Like Seinfeld’s George Costanza, who, when pressed for why he gets up in the morning, feebly responds: “I like the read the Daily News?” . . . I like to watch the ballgame.

You do, too. Yes, I heard you whooping and hollering and getting all those old feelings when Mike Yastrzemski smacked a baseball into McCovey Cove Wednesday night around 9:30 pm. Prior to MLB’s restart, I didn’t hear a whole of you whooping and hollering — unless you counted the 8 pm nightly community howls on our outdoor patios during March, April, May and June.

Baseball’s return has been a huge boon to our national psyche. And yet, true to our national psychosis, it comes with behavior that hasn’t always controlled the factors of a pandemic. Whether because of old habits, or being lost in the moment, or because young people often think they are immune from any harm, baseball players are not always wearing masks in close proximity, they are not avoiding high-fives, they are still violating protocol.

This, of course, is worrisome. This, of course, increases the chances that more than just the Marlins and a few Phillies can contract CoronaVirus.

And that brings me back to checking my social media news feed every 15 minutes. Wait, let me check again: Yes, the Giants-Rangers game is still scheduled for Friday night. Phew.

So my decision is to embrace baseball, flawed plan and all.

Yes, it’s screwed up that the Phillies, Marlins, Nationals and now Blue Jays are sitting on the sidelines. I can’t pretend that it’s not all a mess.

But the overwhelmingly positive feeling of the game is so important to us all. And it can be done with respect to protocol, and to distancing and to safety. The Giants had a meeting on Wednesday with their medical staff about renewing the rigid enforcement of distancing, and you saw it play out in their “social distance walk off” at home plate for Yaz. Hopefully, the Giants can be leaders in a way.

I just think it’s worth it, is all. The nation needs balm. The country is not getting inspiration from anywhere up at the top, so if the game of baseball is a healer, let it be so. Try to play as much baseball as you can, for as long as you can. Try to do it as COVID-aware as you can. Try to lead us somewhat out of the darkness of this pandemic.

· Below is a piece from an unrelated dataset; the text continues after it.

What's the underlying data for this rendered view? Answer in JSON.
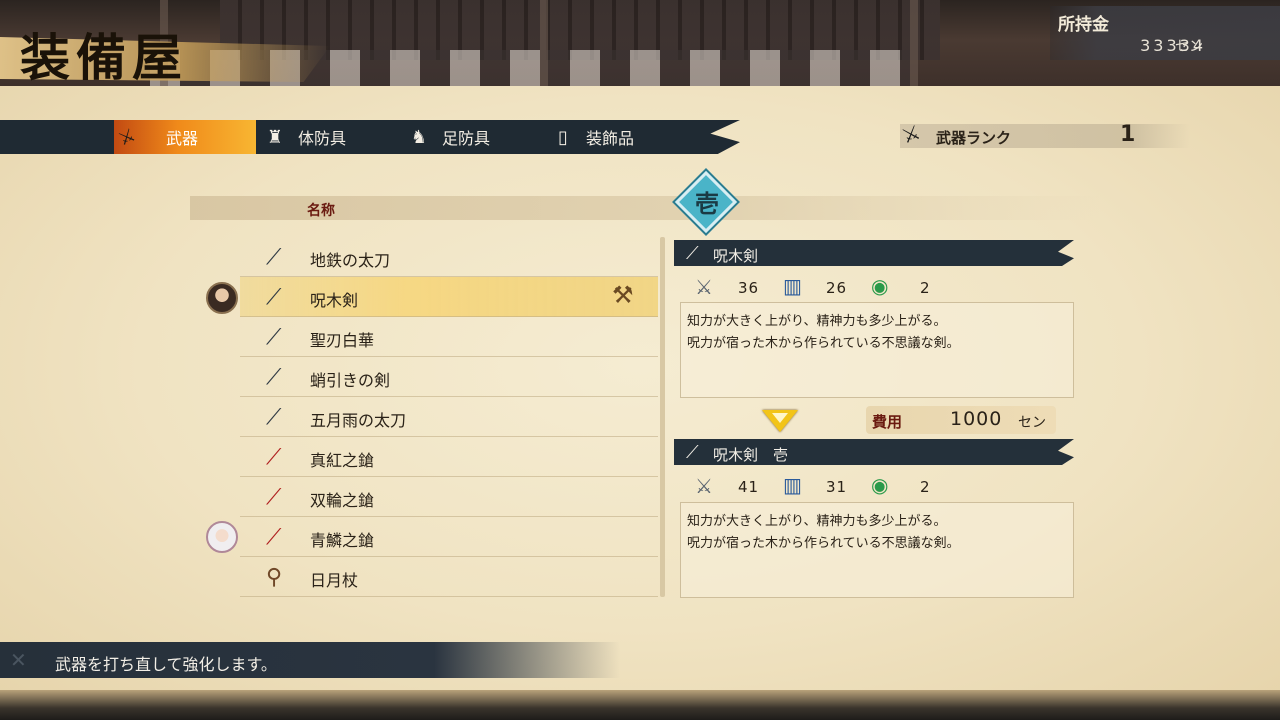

As I frequently do in life, I am again taking inspiration from the great American folk genius Charles Schulz, the creator of the comic strip “Peanuts”. In a strip I admire, Linus and Charlie Brown are leaning on a wall. Charlie Brown says in Panel 1: “I used to try to take each day as it came.” In Panel 2: “You know, live one day at a time.” In Panel 3: “My philosophy has changed.” In Panel 4, Charlie Brown leans on his elbow: “I’m down to half-day at a time.”

I hear ya, Chuck. One half-day at a time, we’ll keep seeing if there’s a ballgame tonight.